The harder case is Shares in the Portfolio table. Here let’s look at Portfolio5, meaning after Trade5. In plain English, Portfolio5.Shares for a ticker (including Cash) is the most recent value of Position5.Shares for that ticker, where Position5 is the new Position table after Trade5. The Excel formula is this:

=INDEX(SORT(FILTER(Position5, Position5[Ticker]=[@Ticker]),1,-1),1,4)

This is messy. Starting from the innermost expression and working outward, we filter Position5 to extract rows matching the Ticker value for the current row in Portfolio5. That is the meaning of the cryptic [@Ticker] in the filter. Next, to get the most recent one, we sort that filtered table based on the column number (1, the second argument), in descending order (-1, the third argument). Finally, we use Index to extract row 1 of that sorted filtered list (second argument), column 4 (third argument). That’s pretty ugly. Here it is in FEEL:

Position5[item.Ticker=Ticker].Shares[-1]

In this case it’s a clear win for FEEL, and going directly from plain English to FEEL is probably easier than trying to use the Excel formula. Excel would clearly benefit from having a better way to select the last item in a list.

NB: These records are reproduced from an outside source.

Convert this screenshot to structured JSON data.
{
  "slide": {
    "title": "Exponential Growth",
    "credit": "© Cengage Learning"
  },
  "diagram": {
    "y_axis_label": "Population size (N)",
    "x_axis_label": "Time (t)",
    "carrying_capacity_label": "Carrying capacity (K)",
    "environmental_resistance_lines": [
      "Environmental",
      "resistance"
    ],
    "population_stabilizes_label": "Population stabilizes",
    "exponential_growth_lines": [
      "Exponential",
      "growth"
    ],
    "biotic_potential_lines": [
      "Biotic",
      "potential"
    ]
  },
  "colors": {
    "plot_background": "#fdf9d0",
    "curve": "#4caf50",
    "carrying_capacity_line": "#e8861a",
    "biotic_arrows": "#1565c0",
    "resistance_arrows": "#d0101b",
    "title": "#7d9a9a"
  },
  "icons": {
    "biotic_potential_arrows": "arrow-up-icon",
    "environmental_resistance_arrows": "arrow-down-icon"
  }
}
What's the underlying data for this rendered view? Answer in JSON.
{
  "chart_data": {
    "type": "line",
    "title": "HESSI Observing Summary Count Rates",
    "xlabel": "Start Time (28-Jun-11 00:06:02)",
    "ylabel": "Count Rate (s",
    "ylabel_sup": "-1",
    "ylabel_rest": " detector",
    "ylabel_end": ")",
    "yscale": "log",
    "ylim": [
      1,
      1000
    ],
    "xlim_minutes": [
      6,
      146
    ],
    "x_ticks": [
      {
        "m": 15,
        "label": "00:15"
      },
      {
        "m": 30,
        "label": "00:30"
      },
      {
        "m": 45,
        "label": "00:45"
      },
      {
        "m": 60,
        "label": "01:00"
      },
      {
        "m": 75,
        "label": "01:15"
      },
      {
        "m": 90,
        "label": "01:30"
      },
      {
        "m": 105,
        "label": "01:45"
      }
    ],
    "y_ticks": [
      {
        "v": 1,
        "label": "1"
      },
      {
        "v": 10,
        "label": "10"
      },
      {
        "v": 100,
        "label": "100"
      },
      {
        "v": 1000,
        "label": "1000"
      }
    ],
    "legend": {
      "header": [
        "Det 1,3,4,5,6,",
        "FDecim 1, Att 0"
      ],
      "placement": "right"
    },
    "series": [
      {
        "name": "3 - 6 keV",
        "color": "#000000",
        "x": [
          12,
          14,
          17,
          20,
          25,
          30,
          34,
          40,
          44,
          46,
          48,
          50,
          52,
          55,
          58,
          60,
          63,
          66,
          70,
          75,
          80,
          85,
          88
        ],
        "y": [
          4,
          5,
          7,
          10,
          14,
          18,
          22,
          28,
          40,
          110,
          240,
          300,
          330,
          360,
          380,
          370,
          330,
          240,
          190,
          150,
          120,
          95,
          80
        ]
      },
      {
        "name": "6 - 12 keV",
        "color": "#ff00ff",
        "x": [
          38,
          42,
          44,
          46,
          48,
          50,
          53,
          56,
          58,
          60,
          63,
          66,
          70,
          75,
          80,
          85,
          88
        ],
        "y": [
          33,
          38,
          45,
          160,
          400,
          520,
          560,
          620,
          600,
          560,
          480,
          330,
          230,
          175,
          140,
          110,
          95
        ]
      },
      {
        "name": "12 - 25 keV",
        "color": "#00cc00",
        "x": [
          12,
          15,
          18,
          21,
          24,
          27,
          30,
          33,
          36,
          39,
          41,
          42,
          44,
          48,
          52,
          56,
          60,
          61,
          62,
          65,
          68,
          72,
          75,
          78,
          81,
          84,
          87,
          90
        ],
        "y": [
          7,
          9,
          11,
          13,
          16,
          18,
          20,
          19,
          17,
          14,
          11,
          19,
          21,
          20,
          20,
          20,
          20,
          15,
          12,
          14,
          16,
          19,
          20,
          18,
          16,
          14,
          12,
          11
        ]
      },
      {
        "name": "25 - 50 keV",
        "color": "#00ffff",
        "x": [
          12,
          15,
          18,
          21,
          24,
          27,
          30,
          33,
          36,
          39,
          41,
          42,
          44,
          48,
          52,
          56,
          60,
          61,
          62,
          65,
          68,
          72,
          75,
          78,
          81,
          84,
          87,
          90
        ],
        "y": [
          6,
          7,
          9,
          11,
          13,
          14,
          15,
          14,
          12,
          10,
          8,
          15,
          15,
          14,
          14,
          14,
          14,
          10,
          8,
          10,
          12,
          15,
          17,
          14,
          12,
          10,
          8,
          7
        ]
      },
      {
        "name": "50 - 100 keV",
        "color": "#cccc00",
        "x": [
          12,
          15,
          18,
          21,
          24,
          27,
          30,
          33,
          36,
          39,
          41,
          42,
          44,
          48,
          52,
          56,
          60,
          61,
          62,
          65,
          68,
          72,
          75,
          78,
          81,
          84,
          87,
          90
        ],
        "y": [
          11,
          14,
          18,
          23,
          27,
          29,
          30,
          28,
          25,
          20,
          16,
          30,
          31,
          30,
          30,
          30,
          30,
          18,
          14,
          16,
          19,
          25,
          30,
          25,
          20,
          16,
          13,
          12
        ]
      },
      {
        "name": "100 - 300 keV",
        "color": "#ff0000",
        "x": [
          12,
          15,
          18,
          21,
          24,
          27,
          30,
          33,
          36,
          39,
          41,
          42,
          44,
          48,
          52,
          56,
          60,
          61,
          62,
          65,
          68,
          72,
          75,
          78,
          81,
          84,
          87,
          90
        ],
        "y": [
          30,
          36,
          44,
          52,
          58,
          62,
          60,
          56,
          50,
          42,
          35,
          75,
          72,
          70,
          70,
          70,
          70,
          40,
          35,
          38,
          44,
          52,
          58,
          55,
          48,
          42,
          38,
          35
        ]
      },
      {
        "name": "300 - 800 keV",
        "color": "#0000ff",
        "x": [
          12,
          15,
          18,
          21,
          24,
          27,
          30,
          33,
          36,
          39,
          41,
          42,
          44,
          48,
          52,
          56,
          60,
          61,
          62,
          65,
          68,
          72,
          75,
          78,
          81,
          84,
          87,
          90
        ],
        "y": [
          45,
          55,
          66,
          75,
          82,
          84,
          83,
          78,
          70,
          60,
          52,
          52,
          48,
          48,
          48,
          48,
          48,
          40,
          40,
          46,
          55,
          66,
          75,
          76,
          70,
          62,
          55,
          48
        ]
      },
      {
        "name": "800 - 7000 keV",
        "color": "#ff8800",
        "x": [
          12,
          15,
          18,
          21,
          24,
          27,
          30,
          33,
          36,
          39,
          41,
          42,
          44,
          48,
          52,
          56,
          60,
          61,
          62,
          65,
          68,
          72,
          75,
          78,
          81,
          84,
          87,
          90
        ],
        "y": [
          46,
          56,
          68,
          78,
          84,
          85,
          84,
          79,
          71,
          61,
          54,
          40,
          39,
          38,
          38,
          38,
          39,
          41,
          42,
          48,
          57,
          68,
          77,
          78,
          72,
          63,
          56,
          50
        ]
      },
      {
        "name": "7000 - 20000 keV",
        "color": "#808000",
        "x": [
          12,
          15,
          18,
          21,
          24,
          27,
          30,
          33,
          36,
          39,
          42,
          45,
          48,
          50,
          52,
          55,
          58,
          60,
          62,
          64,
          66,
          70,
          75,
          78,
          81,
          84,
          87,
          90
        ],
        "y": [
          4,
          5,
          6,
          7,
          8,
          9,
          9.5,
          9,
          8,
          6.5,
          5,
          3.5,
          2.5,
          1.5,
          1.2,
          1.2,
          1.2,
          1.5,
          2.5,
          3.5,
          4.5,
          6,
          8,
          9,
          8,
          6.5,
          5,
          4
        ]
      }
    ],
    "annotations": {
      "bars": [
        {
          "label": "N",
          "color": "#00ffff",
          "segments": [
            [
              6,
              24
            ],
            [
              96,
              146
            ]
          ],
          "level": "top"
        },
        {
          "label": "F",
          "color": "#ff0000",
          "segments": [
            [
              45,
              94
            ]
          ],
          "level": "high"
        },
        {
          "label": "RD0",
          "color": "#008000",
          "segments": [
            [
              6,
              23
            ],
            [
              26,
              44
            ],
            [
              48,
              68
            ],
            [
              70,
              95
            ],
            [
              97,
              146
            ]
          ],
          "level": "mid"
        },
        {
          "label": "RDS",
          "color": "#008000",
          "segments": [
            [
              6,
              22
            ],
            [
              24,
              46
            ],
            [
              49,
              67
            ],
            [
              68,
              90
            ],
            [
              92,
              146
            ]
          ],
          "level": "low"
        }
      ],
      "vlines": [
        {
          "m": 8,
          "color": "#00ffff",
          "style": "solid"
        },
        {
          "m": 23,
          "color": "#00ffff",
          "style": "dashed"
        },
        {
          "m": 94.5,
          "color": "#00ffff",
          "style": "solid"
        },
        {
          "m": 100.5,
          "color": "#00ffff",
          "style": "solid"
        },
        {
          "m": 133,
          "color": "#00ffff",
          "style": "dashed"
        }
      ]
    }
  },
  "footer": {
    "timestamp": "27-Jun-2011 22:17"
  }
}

In the end, would it be advantageous in the training to encourage students to develop generalized Excel formulas before going to FEEL? I’m not sure. The FEEL-haters insist that Excel formulas are MUCH more business-friendly than FEEL, but I have my doubts. Another thing arguing against is the fact that Microsoft’s documentation is not great. Some Power FX functions work only in PowerApps, not in Excel, and some that work in both use different syntax. For example, how do you use the Filter function with multiple conditions? The Power FX documentation says any of the following work:

FILTER(table, condition1, condition2)
FILTER(table, AND(condition1, condition2))
FILTER(table, condition1 And condition2)
FILTER(table, condition1 && condition2)

In Excel, NONE of those work. What works, as shown in the Excel Formula Help, is this:

FILTER(table, (condition1) * (condition2))

I’m debating what to do about generalized Excel formulas, hoping that some reader more experienced in Excel table operations can show me a better way to handle it. If that’s you, please add your comments.